ISIS will likely maintain the capacity to align its military and information operations (IO) in the coming years. Continuing conflicts and the plodding effort to address the underlying conditions where it has taken root will likely help ISIS retain physical sanctuary and command and control capability in Iraq, Syria, and North Africa, even if it loses control of major cities.
ISIS’s IO campaign has supported multiple objectives, including control over territory, coercion of populations, and recruitment. This campaign has enabled ISIS’s survival and execution of international terror attacks. It may ultimately usher in a “Virtual Caliphate” – a radicalized community organized online – that empowers the global Salafi-jihadi movement and that could operate independently of ISIS.
This “Virtual Caliphate,” the emergence of which becomes more likely the longer ISIS’s physical caliphate exists, would represent a unique challenge to American national security. Other hostile actors, beyond ISIS and the global Salafi-jihadi movement, are also adopting elements of a broader IO campaign, highlighting the requirement for the U.S. to formulate a determined response.
The U.S. possesses inherent advantages, including material resources, military strength and convening power, with which to confront this evolving threat.
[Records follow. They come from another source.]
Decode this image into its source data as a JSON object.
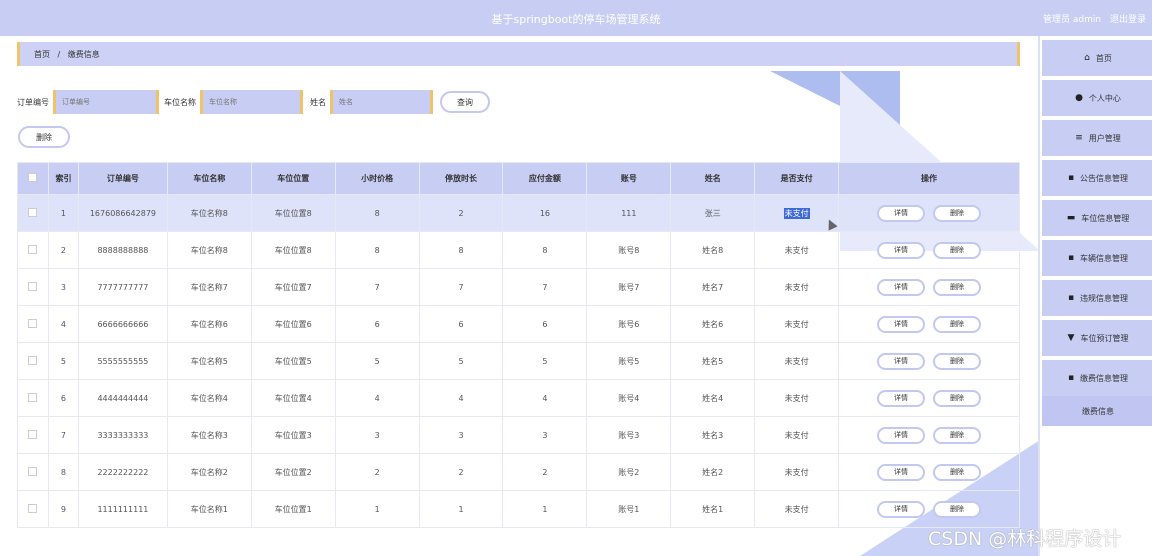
{
  "header": {
    "title": "基于springboot的停车场管理系统",
    "role": "管理员 admin",
    "logout": "退出登录"
  },
  "breadcrumb": {
    "home": "首页",
    "sep": "/",
    "current": "缴费信息"
  },
  "search": {
    "order_label": "订单编号",
    "order_placeholder": "订单编号",
    "spot_label": "车位名称",
    "spot_placeholder": "车位名称",
    "name_label": "姓名",
    "name_placeholder": "姓名",
    "query_button": "查询"
  },
  "delete_button": "删除",
  "table": {
    "headers": [
      "索引",
      "订单编号",
      "车位名称",
      "车位位置",
      "小时价格",
      "停放时长",
      "应付金额",
      "账号",
      "姓名",
      "是否支付",
      "操作"
    ],
    "rows": [
      {
        "idx": "1",
        "order": "1676086642879",
        "spot": "车位名称8",
        "loc": "车位位置8",
        "price": "8",
        "dur": "2",
        "amount": "16",
        "acct": "111",
        "name": "张三",
        "paid": "未支付"
      },
      {
        "idx": "2",
        "order": "8888888888",
        "spot": "车位名称8",
        "loc": "车位位置8",
        "price": "8",
        "dur": "8",
        "amount": "8",
        "acct": "账号8",
        "name": "姓名8",
        "paid": "未支付"
      },
      {
        "idx": "3",
        "order": "7777777777",
        "spot": "车位名称7",
        "loc": "车位位置7",
        "price": "7",
        "dur": "7",
        "amount": "7",
        "acct": "账号7",
        "name": "姓名7",
        "paid": "未支付"
      },
      {
        "idx": "4",
        "order": "6666666666",
        "spot": "车位名称6",
        "loc": "车位位置6",
        "price": "6",
        "dur": "6",
        "amount": "6",
        "acct": "账号6",
        "name": "姓名6",
        "paid": "未支付"
      },
      {
        "idx": "5",
        "order": "5555555555",
        "spot": "车位名称5",
        "loc": "车位位置5",
        "price": "5",
        "dur": "5",
        "amount": "5",
        "acct": "账号5",
        "name": "姓名5",
        "paid": "未支付"
      },
      {
        "idx": "6",
        "order": "4444444444",
        "spot": "车位名称4",
        "loc": "车位位置4",
        "price": "4",
        "dur": "4",
        "amount": "4",
        "acct": "账号4",
        "name": "姓名4",
        "paid": "未支付"
      },
      {
        "idx": "7",
        "order": "3333333333",
        "spot": "车位名称3",
        "loc": "车位位置3",
        "price": "3",
        "dur": "3",
        "amount": "3",
        "acct": "账号3",
        "name": "姓名3",
        "paid": "未支付"
      },
      {
        "idx": "8",
        "order": "2222222222",
        "spot": "车位名称2",
        "loc": "车位位置2",
        "price": "2",
        "dur": "2",
        "amount": "2",
        "acct": "账号2",
        "name": "姓名2",
        "paid": "未支付"
      },
      {
        "idx": "9",
        "order": "1111111111",
        "spot": "车位名称1",
        "loc": "车位位置1",
        "price": "1",
        "dur": "1",
        "amount": "1",
        "acct": "账号1",
        "name": "姓名1",
        "paid": "未支付"
      }
    ],
    "detail_label": "详情",
    "delete_label": "删除"
  },
  "sidebar": {
    "items": [
      {
        "label": "首页",
        "icon": "home-icon",
        "glyph": "⌂"
      },
      {
        "label": "个人中心",
        "icon": "user-icon",
        "glyph": "●"
      },
      {
        "label": "用户管理",
        "icon": "menu-icon",
        "glyph": "≡"
      },
      {
        "label": "公告信息管理",
        "icon": "grid-icon",
        "glyph": "▪"
      },
      {
        "label": "车位信息管理",
        "icon": "briefcase-icon",
        "glyph": "▬"
      },
      {
        "label": "车辆信息管理",
        "icon": "grid-icon",
        "glyph": "▪"
      },
      {
        "label": "违规信息管理",
        "icon": "grid-icon",
        "glyph": "▪"
      },
      {
        "label": "车位预订管理",
        "icon": "trophy-icon",
        "glyph": "▼"
      },
      {
        "label": "缴费信息管理",
        "icon": "grid-icon",
        "glyph": "▪"
      }
    ],
    "sub_item": "缴费信息"
  },
  "watermark": "CSDN @林科程序设计",
  "colors": {
    "accent": "#c8cdf4",
    "border_accent": "#f0c26a",
    "highlight": "#3e6ad6"
  }
}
It also has challenges to overcome, including the lack of a government-wide strategy – supported by the necessary resources and proper bureaucratic organization – to counter enemy IO.
The U.S. should continue to counter ISIS and other enemies in this arena by focusing on rolling them back on the ground, degrading their technical capabilities and other means they employ to reach their intended audiences, and helping facilitate the emergence of compelling counter-narratives amenable to American interests.